In his State of the Union address this week, President Obama took credit for a puzzling but welcome trend: milder increases in health care costs. “Already, the Affordable Care Act is helping to slow the growth of health care costs,” Obama declared.
But the president’s optimism may be premature. It is true that the United States has just experienced four straight years of modest health care growth, a trend with huge implications for the federal budget, wages, and household budgets. If the slow growth lasts, it could mean the end to yearly spikes in insurance premiums. It could tame federal deficits for years to come and also help to ease state budget woes. But what’s causing the trend and whether it’s here to stay are big unanswered questions.
“If anybody tells you they know, they’re lying,” said Bill Hoagland, a senior vice president at the Bipartisan Policy Center and a former Cigna executive and Senate Budget Committee staff director.
Some health economists have begun declaring victory. As The New York Times reported this week, there are a growing number of optimists who insist the recent trend is more than just a blip. The thinking is that the slower spending growth is not only the result of the recession or random factors such as weak flu seasons but reflects changes in the ways that doctors and hospitals are delivering care—changes that will stick around or accelerate as the health care law leads to better pay for doctors with systems that reward efficiency.
The Congressional Budget Office has embraced this idea. In its new budget outlook, released last week, the nonpartisan budget experts ratcheted downward their expectations for government spending on Medicare and Medicaid in the coming years. Since March 2010, CBO has slashed its spending forecasts for the program by 15 percent, or about $200 billion. That huge number doesn’t include direct legislative cuts.
But the truth is that no one really knows what’s causing the slowdown. It has surprised nearly everyone, and the timing and size don’t line up with any of the usual indicators. The trend started before the Affordable Care Act was passed, for example, and has continued several years after the official end of the Great Recession. It’s possible the Affordable Care Act is helping, but it’s unlikely that it's a big factor because most of its provisions have barely been implemented. In the last year, there’s been a vibrant academic and think-tank literature of possible theories, but all the articles make clear that the explanations are still speculative and unproven.
Until we know for sure, here are a few reasons some health economists remain cautious:
- The recession is over, but the economy is still lousy. Health spending tends to slow down a few years after an economy-wide slowdown. So the combination of the timing and the weak recovery means that what looks like a change in medical practice could be people simply holding off on medical care because they’re worried about their finances.
- Health spending has a history of peaks and valleys, including an extremely promising slowdown in the 1990s that accompanied the growth of managed-care organizations. A few years later, health costs spiked again. “Right now, everybody is optimistic and hopeful that this will make a big difference. But if you’ve been around long enough, and I’m afraid I have, you look back,” said Rick Foster, who retired recently as Medicare’s chief actuary, responsible for trust-fund predictions. “I wish I was more confident.”

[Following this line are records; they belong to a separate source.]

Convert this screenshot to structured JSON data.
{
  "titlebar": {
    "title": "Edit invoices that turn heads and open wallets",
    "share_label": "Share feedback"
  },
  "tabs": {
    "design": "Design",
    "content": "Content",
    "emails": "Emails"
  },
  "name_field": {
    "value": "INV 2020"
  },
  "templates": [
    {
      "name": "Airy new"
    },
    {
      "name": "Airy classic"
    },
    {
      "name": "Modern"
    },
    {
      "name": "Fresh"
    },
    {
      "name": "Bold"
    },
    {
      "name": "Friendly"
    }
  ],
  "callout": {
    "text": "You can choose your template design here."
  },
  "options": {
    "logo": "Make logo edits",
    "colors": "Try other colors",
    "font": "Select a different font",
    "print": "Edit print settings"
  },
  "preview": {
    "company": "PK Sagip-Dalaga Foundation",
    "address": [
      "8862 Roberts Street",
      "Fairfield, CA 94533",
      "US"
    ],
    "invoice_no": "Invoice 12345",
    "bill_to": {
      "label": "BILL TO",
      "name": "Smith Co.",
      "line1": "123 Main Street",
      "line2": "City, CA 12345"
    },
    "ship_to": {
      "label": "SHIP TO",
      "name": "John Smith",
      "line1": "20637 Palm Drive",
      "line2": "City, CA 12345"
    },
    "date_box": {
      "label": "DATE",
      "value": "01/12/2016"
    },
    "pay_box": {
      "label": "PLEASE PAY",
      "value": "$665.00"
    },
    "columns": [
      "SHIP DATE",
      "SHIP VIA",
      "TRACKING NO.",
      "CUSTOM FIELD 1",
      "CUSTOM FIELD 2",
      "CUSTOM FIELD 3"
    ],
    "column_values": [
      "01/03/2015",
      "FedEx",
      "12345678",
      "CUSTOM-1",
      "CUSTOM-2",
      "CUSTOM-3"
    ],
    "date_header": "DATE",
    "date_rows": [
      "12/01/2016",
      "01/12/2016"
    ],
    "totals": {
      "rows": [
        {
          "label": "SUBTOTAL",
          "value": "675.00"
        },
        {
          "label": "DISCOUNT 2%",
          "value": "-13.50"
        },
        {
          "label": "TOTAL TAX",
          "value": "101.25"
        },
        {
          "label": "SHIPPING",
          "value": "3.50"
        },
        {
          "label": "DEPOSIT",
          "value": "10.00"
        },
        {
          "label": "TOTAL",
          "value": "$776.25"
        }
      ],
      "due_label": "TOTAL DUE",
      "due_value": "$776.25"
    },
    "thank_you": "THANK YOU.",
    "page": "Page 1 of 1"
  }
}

- New payment methods haven’t spread too far, and early results are mixed. Only about 5 percent of medical providers are currently part of the health law’s much ballyhooed Accountable Care Organizations, for example. Recent data from Massachusetts, one state in the country where many providers are being paid according to new methods, suggests that the switch hasn’t done much to slow growth there so far. One place the Affordable Care Act has already changed payments is for hospital readmissions—the times when someone leaves the hospital only to boomerang back in within a month. Readmissions got a public-policy push because they were seen as a good indicator of whether hospitals were making changes to improve quality and reduce costs. But a study out this week from the Robert Wood Johnson Foundation found that the rate of readmissions barely budged between 2008 and 2010, years in the slow-growth window.
- We’ve gotten lucky on prescription drugs. Several big, blockbuster drugs have lost their patent protection in recent years, meaning huge savings as people switch from popular drugs like Lipitor and Plavix. That trend will not continue for much longer. The new expensive drugs tend to be specialty products that won’t have cheap generics. And there’s always the possibility of another mass-market drug, like one for obesity or Alzheimer's, which will be good for public health but expensive to prescribe widely.
- Health spending is still on track to rise as more baby boomers retire. The population is aging, and nationwide, older populations tend to be sicker and need more care, however efficiently delivered it may be. And there’s good evidence that the boomers may be more obese and less healthy than their parents.
Balanced against those worries, there is hope. The Affordable Care Act is pioneering new ways of paying for health care, and some provisions may speed along the kind of structural changes that the optimists believe are already under way. Even if the health law isn’t a major factor in the current slow health care growth, it may well play a big role in reining in costs in the future.